On Friday, talks with the same defendants collapsed, which were aimed at reaching a broader $48 billion settlement covering thousands of lawsuits filed by counties, towns and states from across the country over the crisis.

The judge overseeing Monday’s trial said he would work out a new trial date for the remaining defendant, pharmacy chain operator Walgreens Boots Alliance Inc.

A sixth defendant, the smaller distributor Henry Schein Inc., said on Monday it was dismissed as a defendant from the trial after agreeing to a deal for around $1.25 million.

Monday’s trial was scheduled to pit Cuyahoga and Summit counties of Ohio against the companies over allegations that they helped fuel a nationwide opioid crisis. Some 400,000 U.S. overdose deaths between 1997 and 2017 were linked to opioids, according to government data.

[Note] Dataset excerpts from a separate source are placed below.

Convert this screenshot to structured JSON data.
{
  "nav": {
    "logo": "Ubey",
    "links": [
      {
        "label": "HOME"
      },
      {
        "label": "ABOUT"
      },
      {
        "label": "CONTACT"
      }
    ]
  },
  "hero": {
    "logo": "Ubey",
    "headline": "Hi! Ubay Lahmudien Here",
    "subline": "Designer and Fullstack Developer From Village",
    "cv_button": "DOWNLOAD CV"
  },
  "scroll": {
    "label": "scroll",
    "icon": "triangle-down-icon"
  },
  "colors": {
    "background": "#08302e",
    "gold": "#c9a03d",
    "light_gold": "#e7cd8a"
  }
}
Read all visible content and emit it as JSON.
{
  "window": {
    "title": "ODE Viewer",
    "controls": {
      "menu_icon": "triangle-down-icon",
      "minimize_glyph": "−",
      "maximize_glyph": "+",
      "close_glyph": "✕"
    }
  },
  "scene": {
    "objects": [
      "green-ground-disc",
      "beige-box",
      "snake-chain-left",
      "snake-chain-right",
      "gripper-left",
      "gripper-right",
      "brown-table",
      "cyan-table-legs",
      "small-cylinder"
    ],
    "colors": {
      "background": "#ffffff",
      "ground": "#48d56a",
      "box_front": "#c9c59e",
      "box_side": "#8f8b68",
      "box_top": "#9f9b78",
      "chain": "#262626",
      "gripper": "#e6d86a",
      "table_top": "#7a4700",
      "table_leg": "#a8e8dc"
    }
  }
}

The trial was a so-called bellwether or test trial that was meant to help shape a broader settlement of some 2,600 lawsuits over opioids that are pending nationwide.

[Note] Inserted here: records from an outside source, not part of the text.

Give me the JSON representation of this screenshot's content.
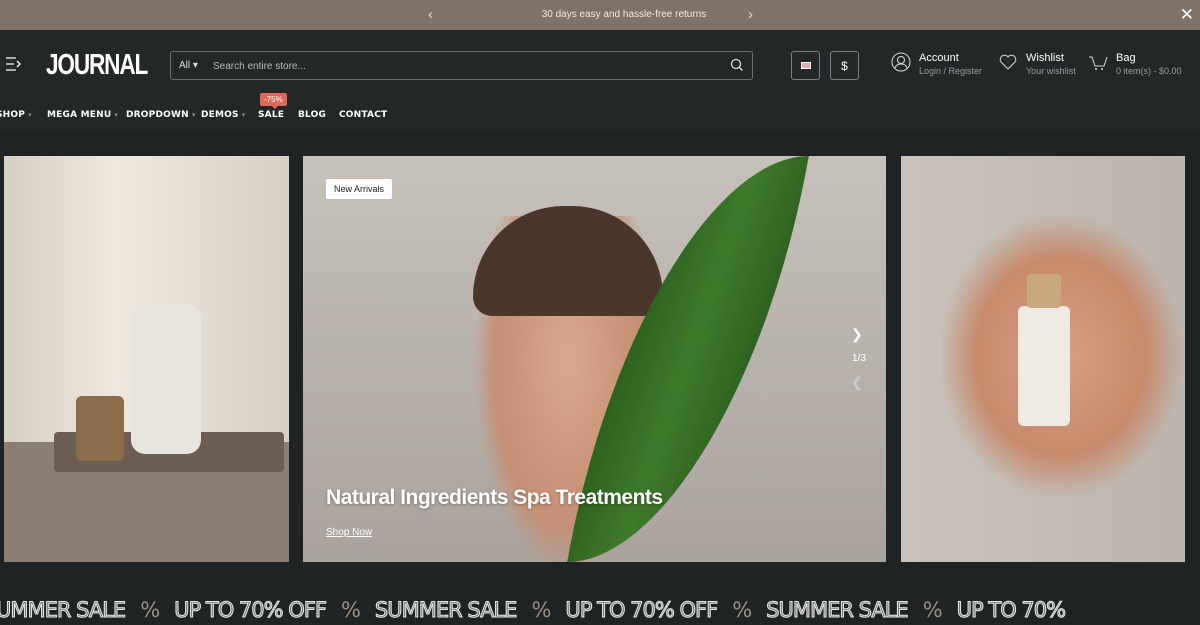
{
  "topbar": {
    "message": "30 days easy and hassle-free returns",
    "prev_icon": "chevron-left",
    "next_icon": "chevron-right",
    "close_icon": "close"
  },
  "header": {
    "logo": "JOURNAL",
    "search": {
      "category": "All",
      "placeholder": "Search entire store..."
    },
    "currency": "$",
    "account": {
      "title": "Account",
      "subtitle": "Login / Register"
    },
    "wishlist": {
      "title": "Wishlist",
      "subtitle": "Your wishlist"
    },
    "bag": {
      "title": "Bag",
      "subtitle": "0 item(s) - $0.00"
    }
  },
  "nav": {
    "items": [
      {
        "label": "SHOP"
      },
      {
        "label": "MEGA MENU"
      },
      {
        "label": "DROPDOWN"
      },
      {
        "label": "DEMOS"
      },
      {
        "label": "SALE"
      },
      {
        "label": "BLOG"
      },
      {
        "label": "CONTACT"
      }
    ],
    "sale_badge": "-75%"
  },
  "slider": {
    "tag": "New Arrivals",
    "headline": "Natural Ingredients Spa Treatments",
    "cta": "Shop Now",
    "pager": "1/3"
  },
  "marquee": {
    "items": [
      "UMMER SALE",
      "%",
      "UP TO 70% OFF",
      "%",
      "SUMMER SALE",
      "%",
      "UP TO 70% OFF",
      "%",
      "SUMMER SALE",
      "%",
      "UP TO 70%"
    ]
  },
  "colors": {
    "topbar": "#7f7268",
    "header": "#232728",
    "badge": "#e2665a"
  }
}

Monday’s settlements add to deals worth $66.4 million that the two counties earlier struck with drug companies Mallinckrodt PLC, Endo International PLC, Johnson & Johnson and Allergan PLC.

The judge overseeing the case, U.S. District Judge Dan Polster, urged the parties to continue toward a broader deal covering all the lawsuits.

“I did not encourage a settlement of this case only,” Judge Polster said in court Monday.

Friday’s settlement talks broke down in part because of tension between state attorneys general, whose cases are not before Judge Polster, and the local government cases consolidated in Cleveland.

Attorneys general were supportive of a deal in recent settlement talks that Mr. Shkolnik rejected on Monday as “a bargain basement settlement” for “pennies on the dollar.”

The lawsuits accuse drugmakers of overstating the benefits of opioids while downplaying the risks. Distributors allegedly failed to flag and halt a rising tide of suspicious orders, shipping vast amounts of the pills across the country.

Drugmakers have denied wrongdoing, arguing their products carried U.S. Food and Drug Administration-approved labels that warned of the addictive risks of opioids. They say they did not cause the terrible toll the epidemic has had on states and localities.

Distributors have said that they made up only “one component of the pharmaceutical supply chain” and their role was to make sure medicines prescribed by licensed doctors were available for patients.